In 2012, Carmi was running a R&D organization at an Israeli-based security company.
“We white-labeled the UI for several brands and localized it in six different languages. We had a white label for Fujitsu. These guys were so strict about the UI. In 2012, the UI was not so important then. But these guys were meticulous — the letter is a pixel to the side, the color is not exactly the proper shade, titles in Japanese, of course, are different… We were just unable to meet their quality demands,” he said. “It would take us an entire week to test everything and still we would have UI issues.”
He started searching for a tool with vendors such as IBM, Microsoft, HP, to no avail. Functional testing, yes; visual testing, no. So he started building one himself. He found it incredibly difficult.
“It took me eight months to get something that was barely working. Moshe [Milman], my co-founder, loved it and we founded the company in 2013,” he said.
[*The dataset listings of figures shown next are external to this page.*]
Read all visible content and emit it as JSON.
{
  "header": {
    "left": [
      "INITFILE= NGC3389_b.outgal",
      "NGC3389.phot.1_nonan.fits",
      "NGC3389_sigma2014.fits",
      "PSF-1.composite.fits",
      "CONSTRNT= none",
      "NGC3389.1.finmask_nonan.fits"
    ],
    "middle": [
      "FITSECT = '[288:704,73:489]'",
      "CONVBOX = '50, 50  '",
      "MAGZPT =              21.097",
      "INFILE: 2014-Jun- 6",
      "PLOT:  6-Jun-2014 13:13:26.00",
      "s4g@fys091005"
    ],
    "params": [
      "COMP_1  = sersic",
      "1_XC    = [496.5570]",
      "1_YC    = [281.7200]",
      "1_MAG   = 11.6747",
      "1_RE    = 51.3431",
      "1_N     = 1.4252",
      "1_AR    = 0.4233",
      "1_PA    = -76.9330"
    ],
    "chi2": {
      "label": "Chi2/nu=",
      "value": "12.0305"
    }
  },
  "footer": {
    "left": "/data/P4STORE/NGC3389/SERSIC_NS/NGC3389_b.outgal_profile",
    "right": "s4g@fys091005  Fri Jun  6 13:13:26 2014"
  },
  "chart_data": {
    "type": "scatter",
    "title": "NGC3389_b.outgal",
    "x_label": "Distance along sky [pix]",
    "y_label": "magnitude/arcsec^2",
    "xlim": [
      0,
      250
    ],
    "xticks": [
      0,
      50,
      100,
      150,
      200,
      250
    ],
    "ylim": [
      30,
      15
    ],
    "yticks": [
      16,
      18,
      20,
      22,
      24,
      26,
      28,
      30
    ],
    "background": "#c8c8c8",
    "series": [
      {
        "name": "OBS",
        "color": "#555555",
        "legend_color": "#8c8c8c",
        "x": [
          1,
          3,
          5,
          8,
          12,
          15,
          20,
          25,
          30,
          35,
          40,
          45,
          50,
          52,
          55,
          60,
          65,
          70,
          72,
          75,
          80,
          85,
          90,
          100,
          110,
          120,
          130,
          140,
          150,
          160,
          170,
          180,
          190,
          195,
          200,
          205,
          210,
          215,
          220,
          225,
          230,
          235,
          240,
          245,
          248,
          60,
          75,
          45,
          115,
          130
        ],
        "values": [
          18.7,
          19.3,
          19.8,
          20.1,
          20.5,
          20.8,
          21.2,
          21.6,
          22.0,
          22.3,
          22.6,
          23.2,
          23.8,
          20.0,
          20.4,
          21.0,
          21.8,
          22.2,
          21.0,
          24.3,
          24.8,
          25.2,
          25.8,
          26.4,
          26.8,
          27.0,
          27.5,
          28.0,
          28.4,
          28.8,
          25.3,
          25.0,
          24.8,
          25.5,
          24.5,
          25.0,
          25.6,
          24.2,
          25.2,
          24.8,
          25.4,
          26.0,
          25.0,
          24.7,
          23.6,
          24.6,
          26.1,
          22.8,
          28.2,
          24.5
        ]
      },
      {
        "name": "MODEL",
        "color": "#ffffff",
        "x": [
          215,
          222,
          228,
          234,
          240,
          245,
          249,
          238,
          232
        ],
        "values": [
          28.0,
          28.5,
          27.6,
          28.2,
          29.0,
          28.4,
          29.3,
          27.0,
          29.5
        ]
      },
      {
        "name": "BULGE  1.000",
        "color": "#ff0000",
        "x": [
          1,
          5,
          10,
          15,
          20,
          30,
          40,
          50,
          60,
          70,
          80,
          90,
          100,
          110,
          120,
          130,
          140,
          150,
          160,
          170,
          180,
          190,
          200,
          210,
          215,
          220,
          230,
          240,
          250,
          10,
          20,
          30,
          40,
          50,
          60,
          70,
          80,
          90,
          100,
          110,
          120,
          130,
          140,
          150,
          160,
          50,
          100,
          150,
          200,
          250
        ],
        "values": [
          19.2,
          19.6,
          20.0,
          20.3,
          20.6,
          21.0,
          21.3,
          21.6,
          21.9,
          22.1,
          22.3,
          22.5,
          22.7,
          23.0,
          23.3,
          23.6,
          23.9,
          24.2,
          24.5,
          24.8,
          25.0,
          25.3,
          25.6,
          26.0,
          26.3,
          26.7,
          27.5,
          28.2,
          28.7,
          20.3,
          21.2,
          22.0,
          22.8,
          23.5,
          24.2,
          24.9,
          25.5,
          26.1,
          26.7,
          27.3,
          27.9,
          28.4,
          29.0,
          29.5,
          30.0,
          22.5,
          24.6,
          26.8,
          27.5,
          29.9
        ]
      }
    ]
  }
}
“By the time we got a very solid tool, the world transformed … and suddenly the UI was the most important piece of every application.”
The company now is based in San Mateo, California, with R&D offices in Tel Aviv. Its customers include Sony, Mastercard, Salesforce, Gannett and the Israeli government, which is constantly under attack from hackers trying to deface its websites, he said.
There are about 30 open source projects for visual testing such as PhantomCSS, Huxley, Wraith, Shoov, Gemini. Commercial offerings include the likes of Screener.io and Percy.io. Carmi considers them all toys, without the maturity or functionality of Applitools.
Applitools, he said, for instance, can ignore changes in spacing when the content didn’t change. You can ask the tool not show you a header change that will pop up on every test across different environments. It can handle recurring patterns, say a retail site that one day features seven products, but the next day only four. If there’s an ad that’s constantly changing, you can mask it so it will be ignored. If something is moving, you can designate a floating region in which that movement is OK.
“Similar to the open tools, [the commercial offerings] are a little bit better, but they have nothing around AI for maintenance, dynamic data in layout, cross-device, cross-browser testing, support for different SDKs. We support over 40 SDKs, all the main test technologies for web and mobile. If you want to test PDFs, we support that. If you have a set-top box or IoT device that can’t be tested in a standard way, if you get a screenshot, we can validate it,” he said.
In addition to using to monitor a website, localization, and security, as in the Israeli government example, it also can be used for root cause analysis. It doesn’t just show the changes, but what in the implementation of the page caused those changes, he said.